Only Montenegro and Slovenia ranked among Europe’s top 15 for protein quality between 2010 and 2019. Croatia only recently climbed above the European average. Bosnia and Herzegovina and Albania lag further behind, partly because Muslim-majority populations in those countries consume little pork, a dense protein source that’s difficult to fully replace nutritionally. Albania already has one of the highest dairy protein intakes in the world, yet its protein index remains limited by this dietary pattern.

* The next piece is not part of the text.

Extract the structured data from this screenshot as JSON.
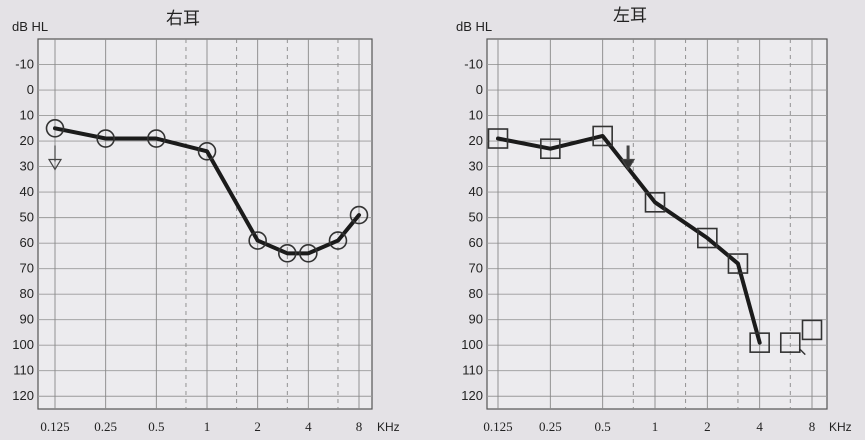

What makes the Dinaric height phenomenon truly remarkable is that the generation measured in recent studies often grew up during or just after the Yugoslav Wars of the 1990s, a period of severe economic disruption when nutritional quality was substantially worse than it is today. Despite those conditions, they still measured among the tallest people in the world. This strongly suggests that the genetic foundation for their height is so robust that even suboptimal nutrition couldn’t suppress it entirely.

Room to Grow Even Taller

If genetics set the ceiling and nutrition determines how close a population gets to it, the western Balkans may not have reached their full potential yet. The combination of historically low protein quality, wartime disruption, and economic hardship means that many people in the region grew up in conditions that limited their height below what their genes could support. As diets improve and living standards rise, average heights in countries like Bosnia and Herzegovina could still increase. The secular trend in long bone growth documented across the second half of the 20th century suggests this process is already underway, with each generation slightly taller than the last.

The implication is startling: a population that already ranks at or near the top of global height charts may still be getting taller.